One feature i added was on the left hand rotary encoder, i added a toggle using a D flip-flop to enable a delete function, by selectively inverting some of the signals using some xor gates and allowing pixels to either be lit or unlit.
My kids love playing with it. Thanks. Keep up the great work 👍
Wow that's awesome! Thanks for letting me know! Love it!
Thanks for making this video, it's really appreciated. I've been following along with this build at home, and have built out the four matrix displays, and ended up using 74LS138 decoders to the matrix, with one side being inverted. I've also found that because there are so many other data lines (As you say in this example you are only using 1/4 of the space of the memory IC) you can happily save other images as you go.

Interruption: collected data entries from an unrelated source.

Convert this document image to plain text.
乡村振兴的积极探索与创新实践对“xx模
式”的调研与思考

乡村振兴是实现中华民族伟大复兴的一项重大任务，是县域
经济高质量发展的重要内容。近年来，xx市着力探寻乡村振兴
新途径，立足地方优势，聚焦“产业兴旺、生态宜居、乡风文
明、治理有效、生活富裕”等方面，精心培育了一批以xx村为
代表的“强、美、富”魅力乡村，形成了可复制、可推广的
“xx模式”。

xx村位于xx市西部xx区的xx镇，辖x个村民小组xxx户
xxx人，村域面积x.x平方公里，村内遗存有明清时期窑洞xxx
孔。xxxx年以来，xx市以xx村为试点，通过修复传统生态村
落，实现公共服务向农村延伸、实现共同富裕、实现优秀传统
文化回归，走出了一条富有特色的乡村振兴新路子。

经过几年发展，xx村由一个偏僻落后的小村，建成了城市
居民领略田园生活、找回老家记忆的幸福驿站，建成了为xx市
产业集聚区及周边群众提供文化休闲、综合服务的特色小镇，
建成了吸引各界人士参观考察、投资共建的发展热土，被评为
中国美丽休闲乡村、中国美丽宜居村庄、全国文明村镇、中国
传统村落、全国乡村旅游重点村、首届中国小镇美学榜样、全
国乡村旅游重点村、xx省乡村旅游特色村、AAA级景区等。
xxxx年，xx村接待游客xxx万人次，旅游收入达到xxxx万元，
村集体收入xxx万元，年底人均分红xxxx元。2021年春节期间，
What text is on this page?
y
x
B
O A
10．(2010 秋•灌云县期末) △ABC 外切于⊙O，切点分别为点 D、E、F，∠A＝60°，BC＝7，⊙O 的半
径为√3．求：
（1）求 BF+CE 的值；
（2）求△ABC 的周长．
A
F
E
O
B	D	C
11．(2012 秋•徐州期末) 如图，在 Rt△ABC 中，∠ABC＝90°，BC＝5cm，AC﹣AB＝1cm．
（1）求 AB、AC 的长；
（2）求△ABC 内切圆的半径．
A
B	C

My version currently also allows you to choose if you are writing a 'dark' or 'light' spot on the screen for when mistakes are made.
I'm also using 74LS123's to clean up the encoder data because I am cheap!
Wow that sounds cool! I've thought about adapting mine to store more images in the RAM - glad to see someone else go for it! I was considering a more advanced version that could do animation, maybe - draw and save several frames in the RAM and then hit a button to play them all back in a looping sequence. :)
@@bigzaphod that's a nice idea! I've used a 32k for mine because it's the smallest ram I had here. I suspect I might end up adjusting into making a two phase clock one for reading then one phase for writing so I can add some othe devices for dumping an image on from an arduino ettc
Many special-purpose chips like the "rotary encoder debounce" chips are in fact pre-programmed microcontrollers. I don't know if you saw it, but in the other video I describe how a reasonable amount of logic can convert the rotary-encoder outputs into direction and count-enable signals if the same clock is used to latch the inputs as is used to operate a synchronous up/down counter, which would seem a much more authentic "1980s"-style design.
I actually did experiment with handling the rotary encoder the "old fashioned way" at first, but I got excited by that custom chip when I found it and since it reduced the number of components it seemed like a fun idea to try. I didn't realize these kinds of custom chips are basically tiny microcontrollers these days, but I suppose that makes some sense - seems like everything else is. 😛
I wasn't meaning to demean your efforts, especially since a variety of application-specific chips existed in the 1980s to handle tasks like this, sometimes using external resistors and capacitors to control debounce timing. Still, if you can't get one of those the logic to convert encoder inputs to counts shouldn't be hard if you make certain to sample the encoders with the same clock used to control the counter, before they drive logic. If you try to drive logic with encoder inputs before they're latched, race conditions may make things unreliable.